DENVER — Gov. John Hickenlooper announced last month that 21 municipal wastewater and sanitation districts throughout Colorado will receive a total of $14.7 million in state grants to help with the planning, design and construction of facility improvements to meet new nutrient standards. The Eagle River Water & Sanitation District submitted three grant applications totaling $1,372,400; each one was fully funded.
“Our staff was very involved with the state in developing these new regulations while simultaneously modeling the regulations’ impact to our capital investment program. This proactive approach allowed the district to strategically position itself to compete for the nutrient grant program funds,” said Rick Sackbauer, board chairman. “These regulations are the right thing for the environment and these grant funds will reduce the overall cost of compliance to our ratepayers and taxpayers. We are grateful to the state for its contribution.”
The state’s Water Quality Control Commission adopted new standards in September 2012 to help prevent harmful nutrients, such as nitrogen and phosphorus, from reaching state waters. The new regulation requires certain larger domestic wastewater treatment facilities to meet effluent limits for nutrients.
“Coloradans in rural and urban areas will benefit from these new water standards that improve and protect our water,” Hickenlooper said. “This grant funding will help communities offset the costs of bringing their systems into compliance. In addition, the grants will help ensure safe and healthy water for wildlife, agriculture, recreation and drinking water purposes.”

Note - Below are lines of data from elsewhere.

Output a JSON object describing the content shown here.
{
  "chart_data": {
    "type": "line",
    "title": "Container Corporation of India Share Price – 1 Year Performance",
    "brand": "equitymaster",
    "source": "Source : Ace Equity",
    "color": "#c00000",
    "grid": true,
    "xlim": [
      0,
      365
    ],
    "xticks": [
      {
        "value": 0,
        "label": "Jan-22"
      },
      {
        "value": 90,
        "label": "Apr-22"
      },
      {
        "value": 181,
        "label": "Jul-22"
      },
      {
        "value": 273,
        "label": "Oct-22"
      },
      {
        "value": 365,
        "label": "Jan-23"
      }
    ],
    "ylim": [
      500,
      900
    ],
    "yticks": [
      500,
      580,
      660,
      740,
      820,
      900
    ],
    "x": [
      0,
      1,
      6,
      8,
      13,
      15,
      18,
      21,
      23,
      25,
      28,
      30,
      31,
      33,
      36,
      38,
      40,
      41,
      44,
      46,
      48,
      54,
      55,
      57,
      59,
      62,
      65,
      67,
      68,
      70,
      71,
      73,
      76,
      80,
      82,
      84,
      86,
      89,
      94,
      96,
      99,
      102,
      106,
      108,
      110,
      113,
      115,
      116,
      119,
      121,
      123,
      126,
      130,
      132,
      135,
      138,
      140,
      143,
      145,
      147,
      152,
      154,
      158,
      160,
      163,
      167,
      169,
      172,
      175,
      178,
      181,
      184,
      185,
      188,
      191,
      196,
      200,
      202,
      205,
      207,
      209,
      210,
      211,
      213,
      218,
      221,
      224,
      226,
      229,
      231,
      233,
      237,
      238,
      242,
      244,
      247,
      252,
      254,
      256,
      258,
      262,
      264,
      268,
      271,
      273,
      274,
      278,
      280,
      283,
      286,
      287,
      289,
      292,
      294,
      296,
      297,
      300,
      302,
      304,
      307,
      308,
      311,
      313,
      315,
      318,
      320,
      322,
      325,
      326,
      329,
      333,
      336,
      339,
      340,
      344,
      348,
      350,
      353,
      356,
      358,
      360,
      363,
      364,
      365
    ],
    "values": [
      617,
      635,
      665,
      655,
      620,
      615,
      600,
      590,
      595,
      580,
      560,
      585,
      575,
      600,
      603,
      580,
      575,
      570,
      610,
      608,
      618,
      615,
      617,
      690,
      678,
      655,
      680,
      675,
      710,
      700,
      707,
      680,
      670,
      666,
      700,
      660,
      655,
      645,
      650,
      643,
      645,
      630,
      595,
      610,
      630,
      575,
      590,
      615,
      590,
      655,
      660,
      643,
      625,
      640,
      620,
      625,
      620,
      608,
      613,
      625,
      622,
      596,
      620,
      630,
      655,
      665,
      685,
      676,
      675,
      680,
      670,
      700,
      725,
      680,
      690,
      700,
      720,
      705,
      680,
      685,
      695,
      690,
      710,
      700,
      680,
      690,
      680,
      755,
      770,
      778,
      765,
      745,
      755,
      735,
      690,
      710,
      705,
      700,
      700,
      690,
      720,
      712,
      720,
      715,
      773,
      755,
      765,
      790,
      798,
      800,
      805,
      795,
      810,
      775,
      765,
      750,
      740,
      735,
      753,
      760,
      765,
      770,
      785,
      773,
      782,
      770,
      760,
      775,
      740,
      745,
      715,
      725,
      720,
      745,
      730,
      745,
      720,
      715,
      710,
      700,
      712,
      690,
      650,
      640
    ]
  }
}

Excessive nutrients harm water bodies by stimulating algae blooms that consume oxygen, kill aquatic organisms and ultimately lead to smaller populations of game and fish. While nutrients are naturally occurring, other contributors include human sewage, emissions from power generators and automobiles, lawn fertilizers and pet waste.

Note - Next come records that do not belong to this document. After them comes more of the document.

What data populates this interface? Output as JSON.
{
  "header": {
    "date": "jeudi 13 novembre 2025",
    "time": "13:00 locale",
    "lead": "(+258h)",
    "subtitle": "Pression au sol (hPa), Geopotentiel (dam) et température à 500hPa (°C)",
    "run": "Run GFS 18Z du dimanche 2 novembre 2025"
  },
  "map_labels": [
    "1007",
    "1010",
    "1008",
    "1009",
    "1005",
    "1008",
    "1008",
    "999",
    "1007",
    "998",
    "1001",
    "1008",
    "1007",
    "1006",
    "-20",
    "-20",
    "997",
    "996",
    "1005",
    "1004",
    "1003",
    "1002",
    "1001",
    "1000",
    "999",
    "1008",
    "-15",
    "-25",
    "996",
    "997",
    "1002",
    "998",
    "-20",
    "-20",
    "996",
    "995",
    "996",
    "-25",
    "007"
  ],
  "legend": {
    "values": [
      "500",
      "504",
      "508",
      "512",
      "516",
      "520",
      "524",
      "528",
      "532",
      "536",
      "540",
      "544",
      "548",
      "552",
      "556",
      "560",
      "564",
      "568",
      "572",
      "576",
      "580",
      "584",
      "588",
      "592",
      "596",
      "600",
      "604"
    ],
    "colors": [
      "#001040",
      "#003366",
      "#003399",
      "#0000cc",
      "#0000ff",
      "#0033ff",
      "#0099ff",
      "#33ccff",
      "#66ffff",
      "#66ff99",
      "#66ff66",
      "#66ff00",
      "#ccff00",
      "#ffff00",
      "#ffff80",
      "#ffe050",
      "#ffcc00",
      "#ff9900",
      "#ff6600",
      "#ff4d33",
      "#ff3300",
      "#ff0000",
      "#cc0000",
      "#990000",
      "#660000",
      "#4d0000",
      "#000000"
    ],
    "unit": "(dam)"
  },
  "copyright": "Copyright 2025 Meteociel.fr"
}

“The district has long been a steward of our local streams. We are planning the required improvements holistically, across our three wastewater treatment facilities, to provide optimal treatment at a reasonable cost for the benefit of our natural environment,” said Linn Brooks, general manager of Eagle River Water & Sanitation District.
The Nutrient Grant Program will help wastewater facilities with the costs of planning for, designing and implementing system improvements. There are about 400 municipal wastewater systems in Colorado. The new nutrient standards apply to about 40 systems that have the greatest impact on the waters of the state.